Is the universe's end nigh? New physics suggests a much shorter lifespan
A recent study challenges long-held beliefs about the universe's lifespan, suggesting it may fade into darkness far sooner than previously thought. Researchers at Radboud University in the Netherlands have calculated that the universe's end could arrive in just 10^78 years, a one followed by 78 zeros, a timescale so vast it's hard to fathom. This is a dramatic contrast to the previous estimate of 10^110 years.
The study revisits the concept of Hawking radiation, a famous idea in modern physics proposed by Stephen Hawking in 1975. Hawking suggested that black holes lose mass over time due to the escape of particles from their edges, a process known as Hawking radiation. This radiation is now believed to apply not just to black holes but to all compact massive objects, including white dwarfs and neutron stars.
The key claim of the Radboud team is that these stellar remnants will also evaporate, extremely slowly, through a radiation process dependent solely on density. If spacetime is curved strongly enough by mass, they argue, all objects with a gravitational field should be able to evaporate. This means the final objects in the universe won't last anywhere near 10^110 years. Instead, the new calculation suggests a lifespan of around 10^78 years.
This revised timeline is a result of the study's focus on the role of spacetime curvature around any massive object. Hawking's original insight applied to event horizons, but the Radboud calculations suggest a broader application. The rate of evaporation depends chiefly on density, with less dense objects evaporating far more slowly and very dense ones evaporating much faster.
Applying this rule to the final population of compact remnants, the evaporation clock runs out sooner than previously thought. The previous overestimate of 10^110 years came from ignoring the possibility of white dwarfs and neutron stars. Once these objects are included, the cosmic clock runs out much sooner, though it remains far beyond any imaginable human or galactic timescale.
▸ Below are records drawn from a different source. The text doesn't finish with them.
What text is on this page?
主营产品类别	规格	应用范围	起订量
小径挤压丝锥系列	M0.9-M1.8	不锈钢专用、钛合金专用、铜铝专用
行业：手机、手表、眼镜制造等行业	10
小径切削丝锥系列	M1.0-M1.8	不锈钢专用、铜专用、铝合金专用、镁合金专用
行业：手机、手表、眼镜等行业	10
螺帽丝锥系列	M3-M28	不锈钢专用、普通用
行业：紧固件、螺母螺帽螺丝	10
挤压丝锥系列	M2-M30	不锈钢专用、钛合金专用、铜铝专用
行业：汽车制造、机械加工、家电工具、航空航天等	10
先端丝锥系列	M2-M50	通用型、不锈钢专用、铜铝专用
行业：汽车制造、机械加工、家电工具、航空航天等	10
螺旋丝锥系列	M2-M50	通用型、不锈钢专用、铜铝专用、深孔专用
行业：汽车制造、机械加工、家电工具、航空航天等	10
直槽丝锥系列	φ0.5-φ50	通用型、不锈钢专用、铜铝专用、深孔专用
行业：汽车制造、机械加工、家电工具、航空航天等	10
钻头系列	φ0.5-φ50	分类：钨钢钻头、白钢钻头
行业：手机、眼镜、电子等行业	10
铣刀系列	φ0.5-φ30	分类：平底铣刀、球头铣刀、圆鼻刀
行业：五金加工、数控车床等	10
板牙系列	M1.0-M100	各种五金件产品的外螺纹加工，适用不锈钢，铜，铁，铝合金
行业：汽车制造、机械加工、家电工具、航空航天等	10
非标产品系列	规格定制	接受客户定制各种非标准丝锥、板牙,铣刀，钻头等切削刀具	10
Co-author Walter van Suijlekom emphasized the interdisciplinary nature of the work, blending astrophysics, mathematics, and quantum physics. The project aims to better understand the theory and perhaps one day unravel the mystery of Hawking radiation.
Despite the revised estimate, daily life and the future of humanity remain unchanged. This is deep-time cosmology, dealing with timelines so vast they stop feeling like time. The new work shifts the theoretical picture, suggesting Hawking radiation plays a much bigger role in the universe's long-term fate than previously assumed.
The study doesn't imply the universe is dying faster in any noticeable way. Instead, it tightens the timeline by linking the universe's final moments to the slow fade-out of the last neutron stars and white dwarfs. The idea is stark and abstract: once those final stellar remnants evaporate, there will be no luminous matter left, a process that will take 10^78 years.